Cougar are a five-member instrumental band from Madison, Wisconsin, and their second album Patriot is one of the best albums I’ve heard this year. Regardless of whether you label this sort of music instrumental rock or “post-rock”, Cougar know their way around a good song. The songs on Patriot are sticky, but it’s a different kind of sticky than when a pop song’s hook stays in your head for weeks. Once you’ve listened to Patriot once or twice, it’s the sticky where you go, “Oh yeah! This is a cool one”, each time a new track starts. And it goes that way for every song on the album.
Cougar do a couple of things that make them stand out among their instrumental rock peers. The band has a strong knack for variety. Each of the album’s 11 tracks stands on its own as a distinct composition. So the hard-rocking opener “Stay Famous”, with its fuzz bass and dual guitar lines, doesn’t sound much like the similarly hard-edged “Thundersnow”, with its Lightning Bolt-style drum craziness and sloppy distorted guitar noise. And neither of those songs sounds like “Heavy Into Jeff”, a slow, dirty-sounding, synth-dominated track with one of the album’s heaviest riffs. Cougar also know how to do soft and delicate. “Pelourinho” starts with high-pitched plucked strings on what sounds like a harp, before it’s joined by a pleasant major-key acoustic guitar accompaniment, soft, skittering drums, and atmospheric synth background. Some digital manipulation breaks things up in the middle of the song, before it comes back together with a more rhythmic groove in the track’s second half. “This is an Affidavit” is full of simple, intertwining clean electric guitar riffs and quiet drums. It owes an obvious debt to Explosions in the Sky, but Cougar avoid the typical slow buildup to a major climax, instead opting to add subtle piano, French horn, trombone, and bass clarinet to give the track a fuller sound.
Cougar’s other strength is brevity. The longest song on Patriot lasts five minutes and thirty-five seconds. I’m all for long compositions, especially when a band can pull it off. But just as often, those tracks that get up above the seven-minute mark tend to meander and lose focus. Not every post-rock, instrumental, or progressive band needs an epic every time out. Instead, the band packs its ideas into shorter songs. The upbeat “Endings” starts with a simple guitar riff and is gradually joined by synth sounds and then a simple drumbeat. This is one of the times when the band does go for the build-up to a big climax, but they do it in the space of four minutes and twenty seconds.

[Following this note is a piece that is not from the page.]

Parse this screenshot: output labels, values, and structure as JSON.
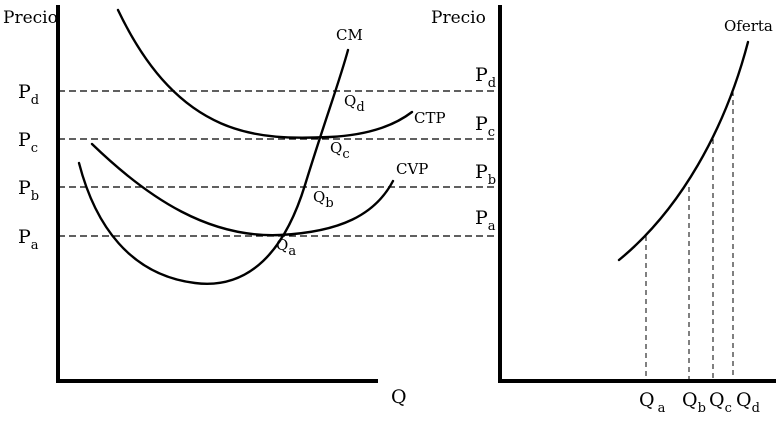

A second guitar adds notes on top of the first, and a synth on a distorted guitar setting carries a lot of the melody before the whole thing explodes three minutes in, then gradually calms down over the final 30 seconds, returning to the opening arrangement.
“Daunte vs. Armada” is a stealth drum feature that finds the rest of the band working on a couple of simple riffs. Drummer David Henzie-Skogen’s snare drum beat isn’t even audible for the first 40 seconds of the song, and even then, it’s quietly in the background until around the 2:10 mark. The quality of the drum sounds start to change at that point, until you’re starting to wonder if you’re hearing a marching band percussion section in the background in addition to Henzie-Skogen. At 3:00, it becomes clear that yes, that is a marching band, complete with super-tight snares, quint tom players, different-sized bass drums, and crash cymbals, all playing along with the band. The way the song sneaks up on the listener is quite ingenious.
Most of all, Patriot is flat-out entertaining. Cougar are full of good ideas, and they present them in a fun way throughout the album. There isn’t a dull moment among the album’s 11 tracks, regardless of whether the band is rocking out or playing a laid-back, quiet shuffle. Some of these songs have strong melodies, while others get by on a couple of guitar riffs that ebb and flow throughout the track. This is a band that knows what it’s doing, and succeeds at everything it tries.